Cumpre apreciar e decidir, encontrando-se, desde já assente, que a autora ainda não pagou à beneficiária o capital de remição reclamado nesta acção, bem como que já ocorreu decisão definitiva sobre o direito a tais prestações e o valor devido.
O Direito O Decreto-Lei n.º 503/99 de 20 de Novembro “estabelece o regime jurídico dos acidentes de trabalho e das doenças profissionais ocorridos ao serviço de entidades empregadoras públicas” (cfr. artigo l.°), tendo o seu âmbito de aplicação definido no artigo 2.°.
Para efeitos deste diploma, considera-se acidente em serviço: “o acidente de trabalho que se verifique no decurso da prestação de trabalho pelos trabalhadores da Administração Pública.” (cfr. alínea b) do do n.0 1 do artigo 3.°). De acordo com o n.° 1 do artigo 7.°: “acidente em serviço é todo o que ocorre nas circunstâncias em que se verifica o acidente de trabalho, nos termos do regime geral, incluindo o ocorrido no trajecto de ida e de regresso para e do local de trabalho.”.
Os trabalhadores têm direito, além do mais, à reparação em dinheiro, dos danos resultantes de acidentes em serviço, a qual compreende a indemnização em capital ou pensão vitalícia correspondente à redução na capacidade de trabalho ou de ganho, no caso de incapacidade permanente (cfr. n.° 1 e alínea b) do n.° 4 do artigo 4.°).

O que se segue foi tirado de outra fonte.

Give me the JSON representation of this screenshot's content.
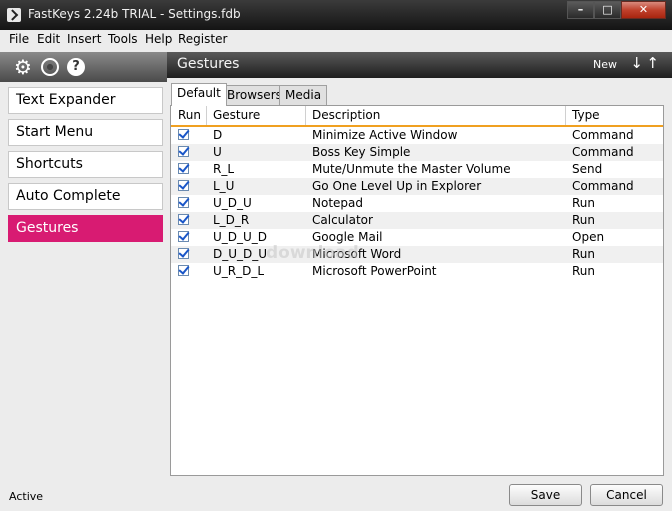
{
  "window": {
    "title": "FastKeys 2.24b TRIAL - Settings.fdb"
  },
  "menubar": {
    "items": [
      "File",
      "Edit",
      "Insert",
      "Tools",
      "Help",
      "Register"
    ]
  },
  "toolbar": {
    "icons": [
      "gear-icon",
      "globe-icon",
      "help-icon"
    ],
    "help_glyph": "?"
  },
  "sidebar": {
    "items": [
      {
        "label": "Text Expander",
        "active": false
      },
      {
        "label": "Start Menu",
        "active": false
      },
      {
        "label": "Shortcuts",
        "active": false
      },
      {
        "label": "Auto Complete",
        "active": false
      },
      {
        "label": "Gestures",
        "active": true
      }
    ],
    "accent_color": "#d81b72"
  },
  "panel": {
    "title": "Gestures",
    "new_label": "New",
    "arrow_down": "↓",
    "arrow_up": "↑"
  },
  "tabs": [
    {
      "label": "Default",
      "selected": true
    },
    {
      "label": "Browsers",
      "selected": false
    },
    {
      "label": "Media",
      "selected": false
    }
  ],
  "table": {
    "columns": [
      "Run",
      "Gesture",
      "Description",
      "Type"
    ],
    "header_accent": "#f0a020",
    "rows": [
      {
        "run": true,
        "gesture": "D",
        "description": "Minimize Active Window",
        "type": "Command"
      },
      {
        "run": true,
        "gesture": "U",
        "description": "Boss Key Simple",
        "type": "Command"
      },
      {
        "run": true,
        "gesture": "R_L",
        "description": "Mute/Unmute the Master Volume",
        "type": "Send"
      },
      {
        "run": true,
        "gesture": "L_U",
        "description": "Go One Level Up in Explorer",
        "type": "Command"
      },
      {
        "run": true,
        "gesture": "U_D_U",
        "description": "Notepad",
        "type": "Run"
      },
      {
        "run": true,
        "gesture": "L_D_R",
        "description": "Calculator",
        "type": "Run"
      },
      {
        "run": true,
        "gesture": "U_D_U_D",
        "description": "Google Mail",
        "type": "Open"
      },
      {
        "run": true,
        "gesture": "D_U_D_U",
        "description": "Microsoft Word",
        "type": "Run"
      },
      {
        "run": true,
        "gesture": "U_R_D_L",
        "description": "Microsoft PowerPoint",
        "type": "Run"
      }
    ]
  },
  "watermark": "download",
  "status": {
    "text": "Active"
  },
  "buttons": {
    "save": "Save",
    "cancel": "Cancel"
  }
}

Nas situações em que se verifique incapacidade permanente (cfr. n.° 5 do artigo 20.° e artigo 21.°), incumbe à Caixa Geral de Aposentações a avaliação e a reparação, nos termos previstos neste diploma (cfr. n.° 3 do artigo 5.°, n.° 1 e 4 do artigo 34.°).
Ora, nos termos do disposto no artigo 46.° do mesmo diploma prevê-se o seguinte: “(…) 3 - Uma vez proferida decisão definitiva sobre o direito às prestações da sua responsabilidade, a Caixa Geral de Aposentações tem direito de regresso contra terceiro responsável, incluindo seguradoras, por forma a dele obter o valor do respectivo capital, sendo o correspondente às pensões determinado por cálculo actuarial”
Ora, a autora alega que estamos perante um acidente de viação e simultaneamente de serviço, pelo que importará observar o imperativo Regime Jurídico dos Acidentes de Serviço e das Doenças Profissionais no âmbito da Administração Pública, previsto no DL n.° 503/99, de 20 de Novembro.